In the hands of a man with his country’s future at heart, this would have been a golden opportunity to drive through important reforms, to challenge the vested interests that hold Italy to ransom in every sphere of life, to give a drastic shake-up to the justice and education systems, to crack down on tax evasion and tackle organised crime.
But Mr Berlusconi threw away those years, wasting immense amounts of parliamentary time crafting laws to keep himself out of the clutches of prosecutors, providing amnesties for tax evaders and abusive developers which merely encouraged them to offend again, getting favoured showgirls elected to parliament and even putting them in government, hobnobbing with fellow-spirits like Colonel Gaddafi and Vladimir Putin while precipitously lowering Italy’s prestige in the European Union.
Very occasionally we get a glimpse of what he might have achieved: the tidal barrier in the Venice lagoon is 75 per cent complete. This was a project over which politicians wrangled for 40 years before Berlusconi signed it off and got the enterprise moving, an achievement that would have been impossible without a stable government.
But – supposing it is ever finished – it will be a lonely monument. His other great infrastructure project, the world’s largest single-span suspension bridge across the Messina Straits to Sicily, languishes unbuilt and widely ridiculed. “Pharaonic” is the term most often applied to it, aptly for a man who long ago built a huge mausoleum for himself and his closest cronies in the grounds of his palace outside Milan.

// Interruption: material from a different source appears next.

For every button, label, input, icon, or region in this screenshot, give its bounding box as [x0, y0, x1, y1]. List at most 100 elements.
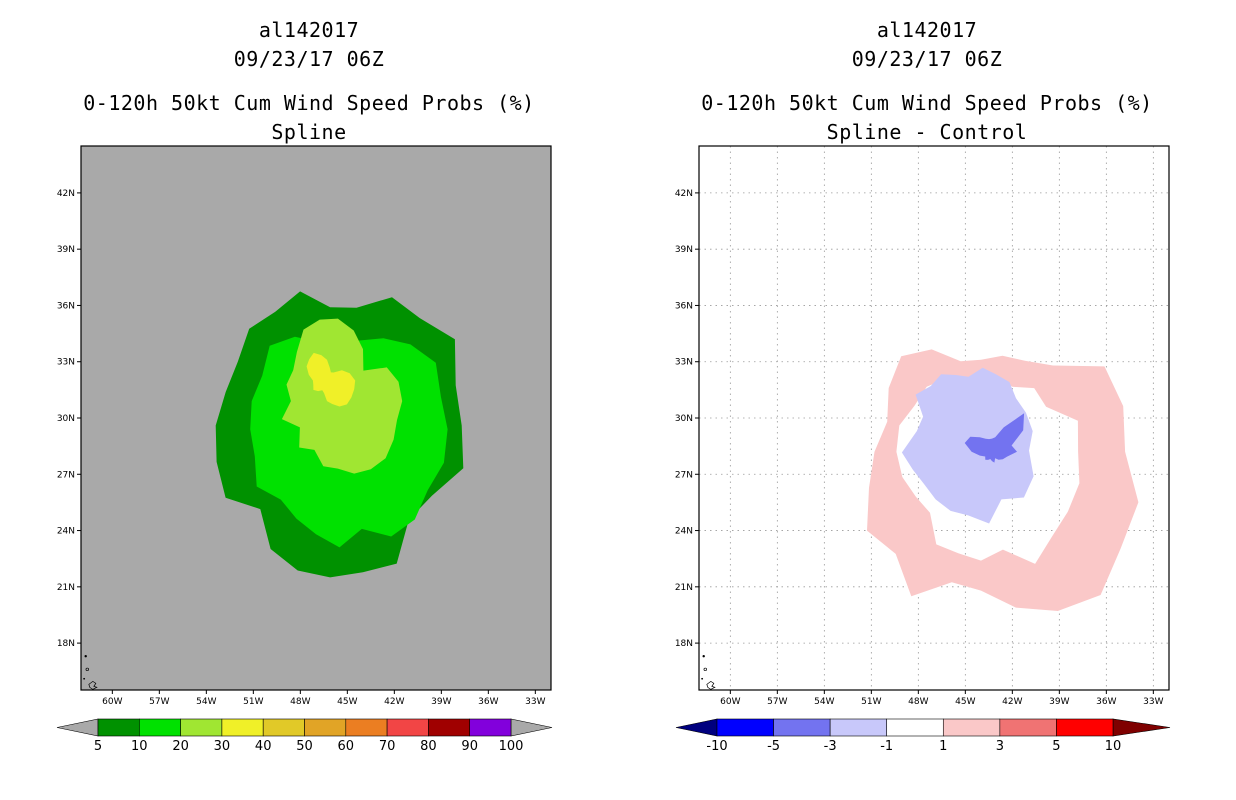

Commentators have often prematurely ruled Berlusconi out of contention, but the fact that two daily papers – his most consistent supporters over the years – led yesterday’s editions with approving stories about Angelino Alfano, the senior member of Berlusconi’s party who this week refused to do his master’s bidding, leaves little room for doubt that Il Cavaliere’s day is done. Now Italy needs to put this man and his fatal charm behind it.